Democrats have spent the first six months in a dither, in turns angry and depressed. Of late, however, there are signs that rank-and-file Democrats at least want to move on. The question I hear every day from my Democratic friends is this: What the hell is wrong with the Democratic Party? These Democrats want to know why their side can’t produce new ideas and a new generation of leaders.

It is easier in hindsight to recite all the mistakes made by presidential candidate Hillary Clinton and the people who ran her campaign. It’s worth remembering that if you flip 80,000 votes in three states, Clinton is finishing the first ?six months of her presidency.

Still, anyone not living on an iceberg knows that national Democrats couldn’t be bothered with the problems facing white working-class folks in Rust Belt cities and rural towns. Once upon a time, this was where the Democratic Party lived, where the party found its greatest strength. Not anymore.

Trump’s not going to help these people, Democrats complain. He’s just blowing smoke. (They don’t say “blowing smoke,” but you get the idea.)

It’s true that all the president’s promises can’t change the basic laws of economics. Consumers won’t be lining up to pay $2,000 for the iPhone assembled by workers earning Ohio wages. In the face of a changing energy market, no one is going to be reopening coal mines in West Virginia. And if union members in Michigan think Trump is going to be their friend, they can look forward to new disappointments.

Trump, however, did reach out to these voters. Focused on the demands of identity politics, Clinton and the Democratic Party managed to recite a long list of aggrieved Americans without mentioning working people - except when Clinton described some among them as “deplorables.”

One would think the Democratic Party now would be committed to re-inventing itself, rewriting the messaging that lost the last election, offering up alternatives to Trump’s rush to reverse course on health care, immigration, business regulation, trade, taxes, strategic alliances and more. Until now, however, there has been no evidence of that.

Democrats don’t have do anything, the argument goes, because voters can see that Trump is such an objectionable person.
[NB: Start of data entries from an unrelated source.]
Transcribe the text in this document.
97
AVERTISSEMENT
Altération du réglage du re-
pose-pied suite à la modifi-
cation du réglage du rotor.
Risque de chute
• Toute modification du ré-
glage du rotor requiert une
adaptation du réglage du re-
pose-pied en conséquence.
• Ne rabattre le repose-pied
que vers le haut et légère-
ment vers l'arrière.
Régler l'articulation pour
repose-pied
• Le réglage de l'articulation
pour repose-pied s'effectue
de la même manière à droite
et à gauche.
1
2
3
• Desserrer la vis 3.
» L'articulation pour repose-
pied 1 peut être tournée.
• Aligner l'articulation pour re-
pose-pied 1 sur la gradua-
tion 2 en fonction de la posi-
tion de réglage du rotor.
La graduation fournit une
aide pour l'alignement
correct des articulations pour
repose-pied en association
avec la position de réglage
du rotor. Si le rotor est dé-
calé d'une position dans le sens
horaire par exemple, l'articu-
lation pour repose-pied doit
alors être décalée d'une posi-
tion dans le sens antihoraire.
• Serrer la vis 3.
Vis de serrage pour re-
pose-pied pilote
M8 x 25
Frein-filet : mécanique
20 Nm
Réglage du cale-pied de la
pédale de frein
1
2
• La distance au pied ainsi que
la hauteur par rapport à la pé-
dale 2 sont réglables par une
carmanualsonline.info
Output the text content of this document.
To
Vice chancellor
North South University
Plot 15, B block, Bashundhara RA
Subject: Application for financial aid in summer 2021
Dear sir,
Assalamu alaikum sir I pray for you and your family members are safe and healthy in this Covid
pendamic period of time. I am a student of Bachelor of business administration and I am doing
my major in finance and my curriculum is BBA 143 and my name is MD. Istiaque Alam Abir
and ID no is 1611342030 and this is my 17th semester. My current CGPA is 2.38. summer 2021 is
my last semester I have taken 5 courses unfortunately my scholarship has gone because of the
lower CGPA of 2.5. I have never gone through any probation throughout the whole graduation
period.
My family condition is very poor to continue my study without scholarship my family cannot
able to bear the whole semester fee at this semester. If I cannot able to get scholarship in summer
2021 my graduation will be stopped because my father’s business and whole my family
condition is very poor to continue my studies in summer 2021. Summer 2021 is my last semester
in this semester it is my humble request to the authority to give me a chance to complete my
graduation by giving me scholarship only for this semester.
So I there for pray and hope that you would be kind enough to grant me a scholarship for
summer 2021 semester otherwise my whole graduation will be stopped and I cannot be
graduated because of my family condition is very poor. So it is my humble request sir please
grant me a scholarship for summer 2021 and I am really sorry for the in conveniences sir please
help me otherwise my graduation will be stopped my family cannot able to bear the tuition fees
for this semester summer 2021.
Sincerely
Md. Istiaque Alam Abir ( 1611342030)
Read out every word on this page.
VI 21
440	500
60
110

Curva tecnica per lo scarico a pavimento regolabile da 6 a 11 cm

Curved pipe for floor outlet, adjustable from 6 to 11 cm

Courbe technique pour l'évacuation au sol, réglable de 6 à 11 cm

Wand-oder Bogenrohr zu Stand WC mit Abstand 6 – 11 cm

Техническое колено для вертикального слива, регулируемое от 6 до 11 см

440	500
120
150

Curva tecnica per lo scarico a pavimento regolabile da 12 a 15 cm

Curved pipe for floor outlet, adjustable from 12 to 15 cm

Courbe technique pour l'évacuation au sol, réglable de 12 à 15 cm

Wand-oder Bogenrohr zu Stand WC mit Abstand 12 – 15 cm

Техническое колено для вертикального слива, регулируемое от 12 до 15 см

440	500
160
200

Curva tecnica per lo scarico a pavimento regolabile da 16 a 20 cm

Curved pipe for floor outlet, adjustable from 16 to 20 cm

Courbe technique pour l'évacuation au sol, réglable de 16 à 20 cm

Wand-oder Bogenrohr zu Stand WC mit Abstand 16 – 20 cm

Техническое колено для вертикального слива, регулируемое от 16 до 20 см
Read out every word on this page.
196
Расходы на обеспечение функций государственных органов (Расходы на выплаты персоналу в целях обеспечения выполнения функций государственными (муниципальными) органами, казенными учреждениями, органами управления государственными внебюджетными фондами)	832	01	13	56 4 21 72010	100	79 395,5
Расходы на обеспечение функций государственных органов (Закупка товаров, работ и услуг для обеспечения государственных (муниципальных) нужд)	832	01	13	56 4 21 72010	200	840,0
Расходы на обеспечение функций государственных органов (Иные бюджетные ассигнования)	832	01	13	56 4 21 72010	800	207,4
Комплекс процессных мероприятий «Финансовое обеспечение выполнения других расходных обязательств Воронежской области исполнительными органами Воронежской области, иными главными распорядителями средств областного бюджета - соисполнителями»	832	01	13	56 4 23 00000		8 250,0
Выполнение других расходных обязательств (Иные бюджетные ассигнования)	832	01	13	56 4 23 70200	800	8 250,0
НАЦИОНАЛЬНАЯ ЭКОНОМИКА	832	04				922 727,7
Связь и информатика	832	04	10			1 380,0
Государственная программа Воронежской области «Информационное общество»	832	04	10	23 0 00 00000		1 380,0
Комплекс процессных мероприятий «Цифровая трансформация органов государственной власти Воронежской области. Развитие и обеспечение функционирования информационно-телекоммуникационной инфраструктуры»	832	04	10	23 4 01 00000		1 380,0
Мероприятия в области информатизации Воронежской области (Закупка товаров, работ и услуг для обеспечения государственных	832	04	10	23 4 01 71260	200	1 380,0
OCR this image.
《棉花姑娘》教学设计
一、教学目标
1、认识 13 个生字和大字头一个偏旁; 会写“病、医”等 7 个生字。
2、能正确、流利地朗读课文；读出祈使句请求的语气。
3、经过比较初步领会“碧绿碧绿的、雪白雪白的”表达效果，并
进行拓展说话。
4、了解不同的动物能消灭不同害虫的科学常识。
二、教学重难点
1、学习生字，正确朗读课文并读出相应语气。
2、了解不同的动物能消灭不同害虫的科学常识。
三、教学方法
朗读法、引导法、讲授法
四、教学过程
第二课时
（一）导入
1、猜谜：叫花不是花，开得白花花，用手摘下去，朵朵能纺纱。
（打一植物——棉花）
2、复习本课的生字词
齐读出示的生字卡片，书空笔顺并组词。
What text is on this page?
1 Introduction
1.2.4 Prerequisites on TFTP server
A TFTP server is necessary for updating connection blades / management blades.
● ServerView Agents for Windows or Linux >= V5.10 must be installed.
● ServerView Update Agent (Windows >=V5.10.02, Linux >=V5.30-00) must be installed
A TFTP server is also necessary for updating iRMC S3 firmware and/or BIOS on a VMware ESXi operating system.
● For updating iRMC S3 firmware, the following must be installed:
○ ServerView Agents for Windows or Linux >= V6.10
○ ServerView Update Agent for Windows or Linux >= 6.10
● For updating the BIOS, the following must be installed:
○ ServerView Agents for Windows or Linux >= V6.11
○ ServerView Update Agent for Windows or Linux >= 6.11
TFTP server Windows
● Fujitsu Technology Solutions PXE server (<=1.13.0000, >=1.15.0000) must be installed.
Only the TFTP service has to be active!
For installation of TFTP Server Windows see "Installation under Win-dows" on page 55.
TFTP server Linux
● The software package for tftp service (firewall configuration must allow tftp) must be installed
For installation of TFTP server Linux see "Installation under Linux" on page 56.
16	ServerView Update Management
You will recognize here the same presumption that lost the 2016 election.

In the litany of complaints from rank-and-file Democrats, Nancy Pelosi, the embodiment of the status quo in politics, remains minority leader in the House. Most Americans couldn’t name Senate Minority Leader Chuck Schumer. And people still talk about Vermont Sen. Bernie Sanders - 79 years old by the time the next presidential election rolls around - as a presidential hopeful.

In the latest issue of the Atlantic (“What’s Wrong With the Democrats?”), Franklin Foer argues that success in the cultural wars “created a measure of complacency, as if those wars had been won with little cost. In actuality, the losers seethed. If the Democrats intend to win elections in 2018, 2020 and beyond, they require a hard-headed realism about the country that they have recently lacked - about the perils of income stagnation, the difficulties of moving the country to a multicultural future, the prevalence of unreason and ire.”

The Washington Post columnist Dana Milbank reported - see Friday’s Press Democrat - that Beltway Democrats are finally wising up. This week, he said, Democratic congressional leaders will roll out a new plan that means to spell out what Democrats believe.

Milbank noted recent polls that show only 37 percent of voters believe Democrats “stand for something,” and 52 percent believe the party “just stands against Trump.”

The newest promise - “A Better Deal: Better Skills, Better Jobs, Better Wages” - could turn out to be more of the same, just more talk and window dressing. Time will pass before we know whether Washington Democrats’ self-proclaimed reawakening represents an earnest change of heart, or merely a reflexive response to the latest opinions polls and what is available in plain sight for everyone else. When it comes to identifying the obvious, political insiders in Washington are often the last to know.

A longtime supporter of Democratic candidates told me he now fields requests for donations to the party with a standard response: I’ll make a donation just as soon as you show me that the Democratic Party stands for something.